The gym was loud, the voices laughing and screaming and had a blind man walked in, he would have thought he had crashed a birthday party. It was the soundtrack of kids having fun.

The next morning, the older girls lazily oozed back in. They fitted themselves in shoes and knee pads and ankle and knee braces and began the drudgery of warming up. This time though, their coach stopped them cold. They were encouraged to grab a partner, or two, or three, or even four. Stop being afraid of the net, use it! Then the word was uttered that changed the gym’s mojo…


Confused glances shot around the group. They slowly backed up and grabbed a ball and waited for someone to yell, “Just kidding! Pepper!!!”

But it never came.

Two girls started a rousing one on one game, pass-set and roll shots back and forth in a confined space near the antennae. Beside them was a two on two game with one setter dipping under the net to set both sides, a game that started as a cooperative effort but quickly turned into a game of torture the setter as the action got faster.

A three on three game started on the other court and soon melded into a 6 on 6 game featuring a few girls on the same court that weren’t facebook friends! Imagine that!

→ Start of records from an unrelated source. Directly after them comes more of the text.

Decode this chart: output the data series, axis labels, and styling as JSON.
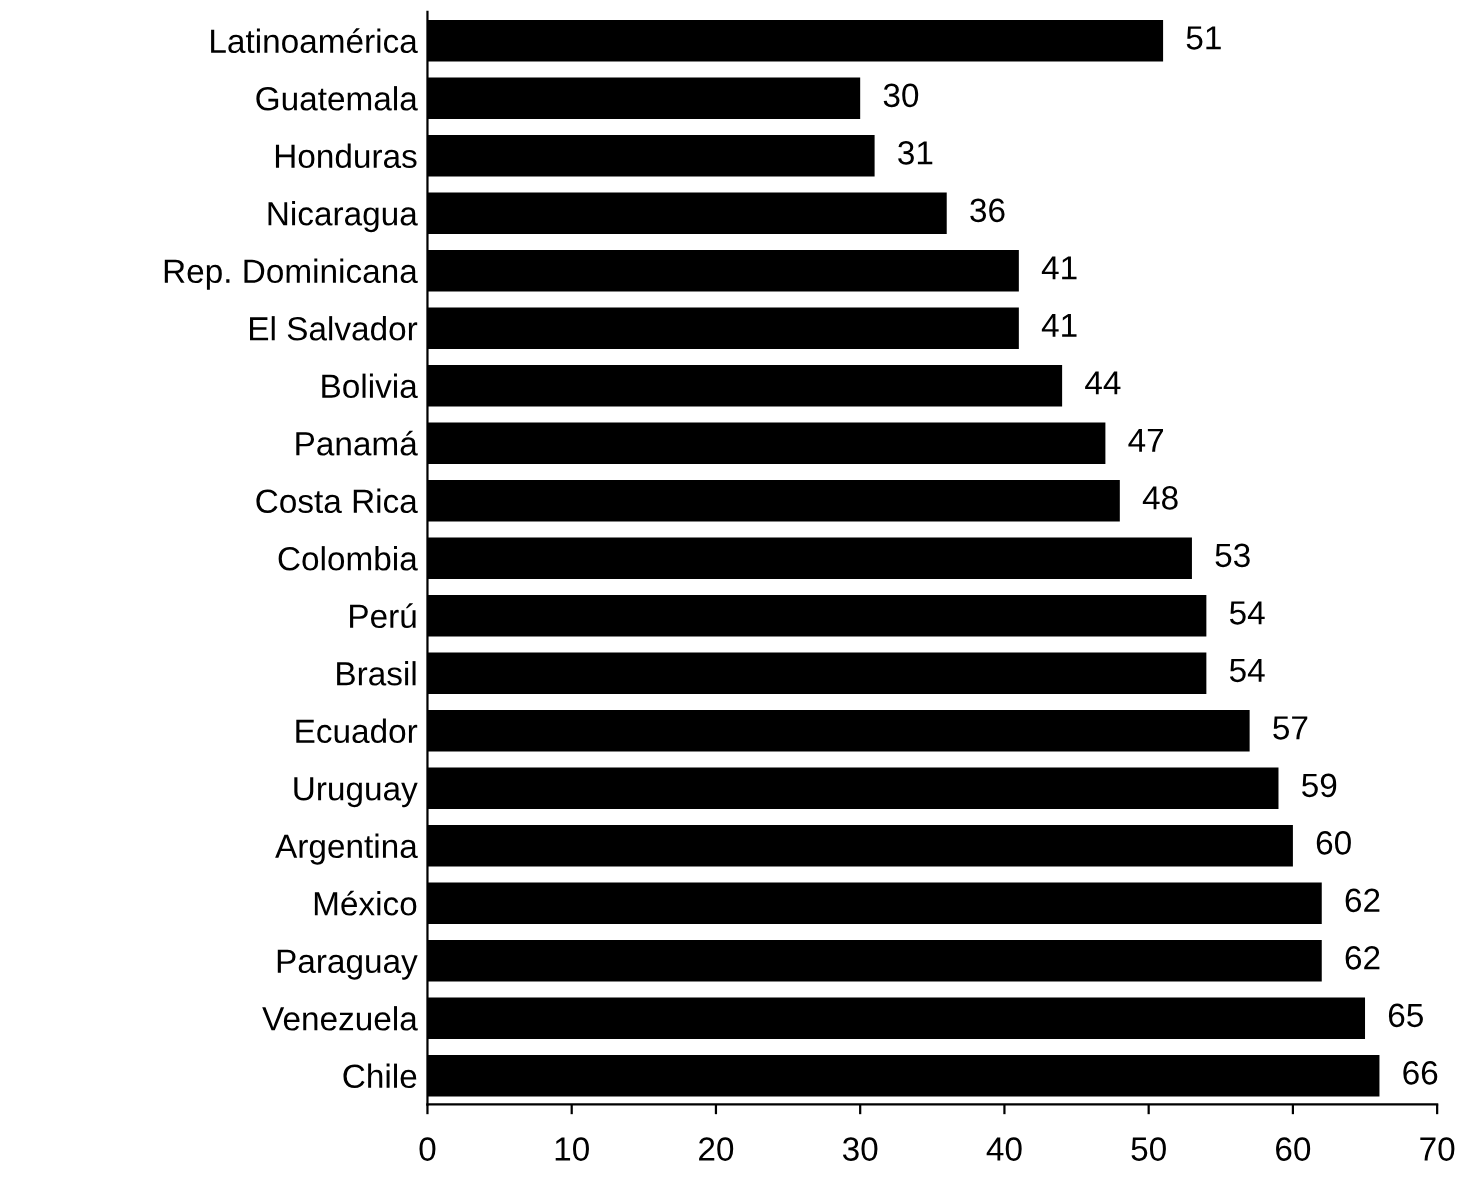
{
  "chart_data": {
    "type": "bar",
    "orientation": "horizontal",
    "categories": [
      "Latinoamérica",
      "Guatemala",
      "Honduras",
      "Nicaragua",
      "Rep. Dominicana",
      "El Salvador",
      "Bolivia",
      "Panamá",
      "Costa Rica",
      "Colombia",
      "Perú",
      "Brasil",
      "Ecuador",
      "Uruguay",
      "Argentina",
      "México",
      "Paraguay",
      "Venezuela",
      "Chile"
    ],
    "values": [
      51,
      30,
      31,
      36,
      41,
      41,
      44,
      47,
      48,
      53,
      54,
      54,
      57,
      59,
      60,
      62,
      62,
      65,
      66
    ],
    "color": "#000000",
    "xlim": [
      0,
      70
    ],
    "xticks": [
      0,
      10,
      20,
      30,
      40,
      50,
      60,
      70
    ],
    "data_labels": true,
    "grid": false,
    "legend": false
  }
}
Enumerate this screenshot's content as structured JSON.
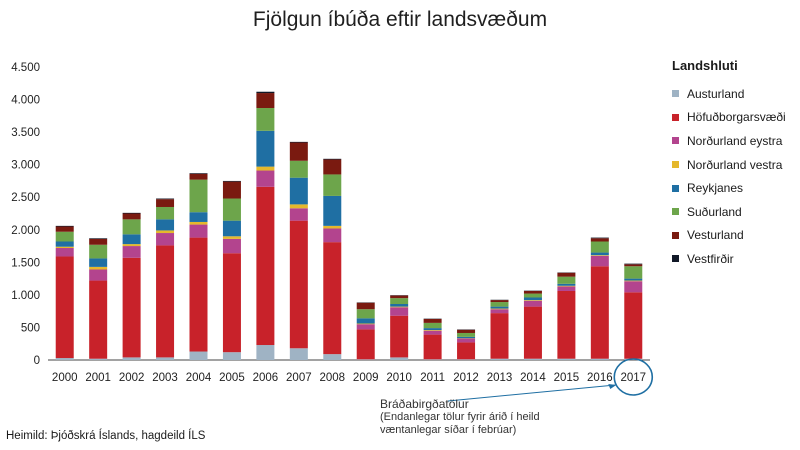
{
  "chart_data": {
    "type": "bar",
    "stacked": true,
    "title": "Fjölgun íbúða eftir landsvæðum",
    "categories": [
      "2000",
      "2001",
      "2002",
      "2003",
      "2004",
      "2005",
      "2006",
      "2007",
      "2008",
      "2009",
      "2010",
      "2011",
      "2012",
      "2013",
      "2014",
      "2015",
      "2016",
      "2017"
    ],
    "ylim": [
      0,
      4500
    ],
    "yticks": [
      0,
      500,
      1000,
      1500,
      2000,
      2500,
      3000,
      3500,
      4000,
      4500
    ],
    "ytick_labels": [
      "0",
      "500",
      "1.000",
      "1.500",
      "2.000",
      "2.500",
      "3.000",
      "3.500",
      "4.000",
      "4.500"
    ],
    "legend_title": "Landshluti",
    "series": [
      {
        "name": "Austurland",
        "color": "#9fb3c4",
        "values": [
          30,
          20,
          40,
          40,
          130,
          120,
          230,
          180,
          90,
          10,
          40,
          10,
          10,
          20,
          20,
          20,
          20,
          20
        ]
      },
      {
        "name": "Höfuðborgarsvæði",
        "color": "#c8222a",
        "values": [
          1560,
          1200,
          1530,
          1720,
          1750,
          1520,
          2430,
          1960,
          1720,
          460,
          640,
          380,
          260,
          700,
          800,
          1040,
          1420,
          1020
        ]
      },
      {
        "name": "Norðurland eystra",
        "color": "#b3448e",
        "values": [
          130,
          170,
          180,
          190,
          200,
          220,
          250,
          190,
          210,
          80,
          130,
          60,
          60,
          60,
          90,
          70,
          160,
          170
        ]
      },
      {
        "name": "Norðurland vestra",
        "color": "#e5b82c",
        "values": [
          20,
          40,
          30,
          40,
          40,
          40,
          60,
          60,
          40,
          10,
          10,
          10,
          5,
          10,
          10,
          10,
          10,
          10
        ]
      },
      {
        "name": "Reykjanes",
        "color": "#1f6fa3",
        "values": [
          80,
          130,
          150,
          170,
          150,
          240,
          550,
          410,
          460,
          80,
          40,
          30,
          20,
          30,
          40,
          30,
          40,
          30
        ]
      },
      {
        "name": "Suðurland",
        "color": "#6da54b",
        "values": [
          150,
          210,
          230,
          190,
          500,
          340,
          350,
          260,
          330,
          140,
          90,
          80,
          60,
          70,
          60,
          110,
          170,
          190
        ]
      },
      {
        "name": "Vesturland",
        "color": "#7a1a10",
        "values": [
          80,
          90,
          90,
          120,
          90,
          260,
          230,
          280,
          230,
          100,
          40,
          60,
          50,
          30,
          40,
          60,
          50,
          30
        ]
      },
      {
        "name": "Vestfirðir",
        "color": "#111827",
        "values": [
          10,
          10,
          10,
          10,
          10,
          10,
          20,
          10,
          10,
          5,
          5,
          5,
          5,
          5,
          5,
          5,
          10,
          10
        ]
      }
    ],
    "highlight_category": "2017",
    "grid": false,
    "legend_position": "right"
  },
  "note": {
    "title": "Bráðabirgðatölur",
    "line1": "(Endanlegar tölur fyrir árið í heild",
    "line2": "væntanlegar síðar í febrúar)"
  },
  "source": "Heimild: Þjóðskrá Íslands, hagdeild ÍLS"
}
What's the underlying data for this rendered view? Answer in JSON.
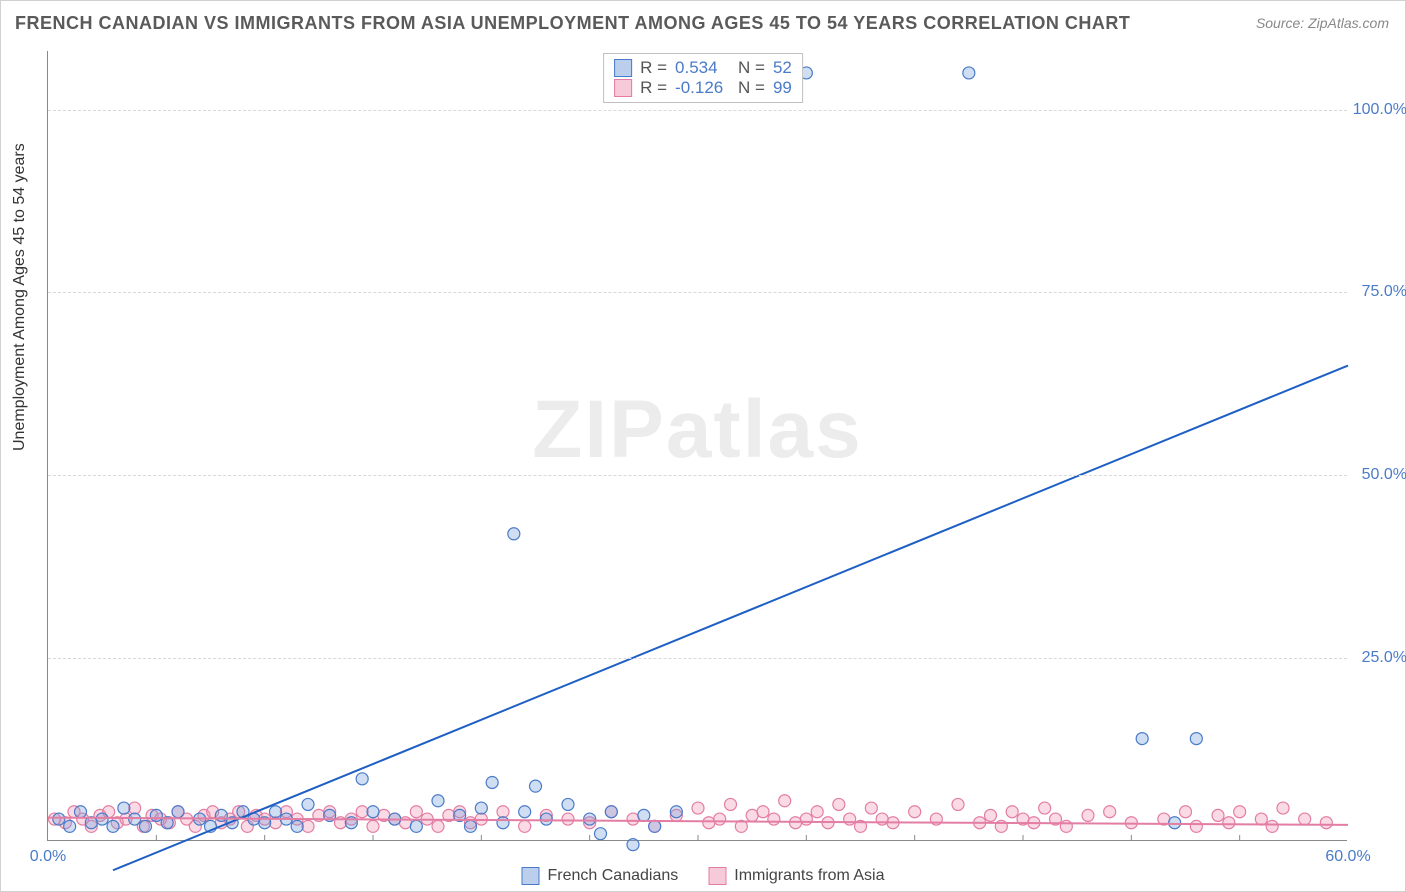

The cacophony was the polar opposite of the lifeless gravedigger’s cricket chirp the morning before. The girls came out of their warm up sweating and smiling and laughing and ready for a long day of camp.

What did this show? The girls on the older court had been coached, for years in both school and club ball. They were told how to warm up, what to do, what the coaches wanted which was regimented and structured and controlled.

The middle schoolers were for the most part too young for coaches yet and did what kids do…play.

We continue, as coaches, to suck the fun out of our game. We talk collectively about how more touches are good but then limit the opportunities for more in something as simple as just playing as a warm up. Queens, speedball, dog house, mini tournaments, 10’ tournaments: they are fun because they are play.

If you ask your athletes which they would rather do, pepper or play, what do you think the answer will be? What would YOUR answer be?